By default, DMS Jupyter Notebook uses AnalyticDB Spark. You can also use open source Spark in a notebook.

Spark Magic allows you to run the magic command %%help to view the supported commands.

Note

Spark Magic is an extension of Jupyter Notebook.

Use AnalyticDB Spark

After you purchase an AnalyticDB cluster of Data Lakehouse Edition, create a resource group, and create a database account, you can use the commands described in the following table.

Command

Description

%%info

Views the AnalyticDB Spark configurations.

%%sql

Submits an SQL statement to AnalyticDB Spark.

Creates, reads, and writes C-Store tables. For more information, see Use Spark SQL to read and write C-Store tables.

%%spark

Submits Python code to AnalyticDB Spark.

Note

AnalyticDB Spark retains a new session for 20 minutes and deletes the session after it expires.

Upload and download files

You can use ossutil to upload and download datasets. For more information, see Configure ossutil.

Procedure

  1. Create a notebook.

    On the image tab, click image and select Notebook.

    image

  2. In the text field or code editor, enter content by using the SQL, Code, Markdown, or Raw syntax.

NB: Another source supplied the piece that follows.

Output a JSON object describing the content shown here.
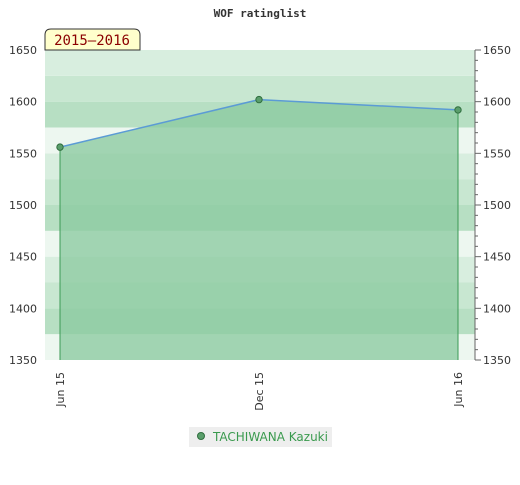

    Example: Use the Markdown syntax to enter a sentence that tells the engine the data that you want to query.

  3. Use Copilot to generate SQL statements.

  4. After you confirm that a generated SQL statement is correct, execute the SQL statement and view the generated result set.

    1. In the upper-right corner of the SQL statement section, click Execute Query.

      The SQL statement is automatically inserted into the document on the left. The generated result set is displayed below the SQL statement.

      • Display the result set in a table.

        image

      • Display the result set in a chart.

        image

  5. After the SQL statement is executed, reference the result set in other SQL cells in the form of a variable. You can customize the name of the variable.

    image

  6. Predict the data change trend.

    1. Enter the command for installing the Python packages for machine learning and click the Run icon to install the packages. The following figure shows the sample code.

      image

    2. After the packages are installed, run Python code to predict the data change trend and display the change in a visual manner.

What to do next

Publish an AI agent

FAQ

Q: Which users can view documents generated in Notebook?

A: Only users of the same tenant who are members of the workspace can view documents generated in Notebook. If a user does not belong to the tenant that owns the workspace, add the user to the tenant and add the user as a member of the workspace.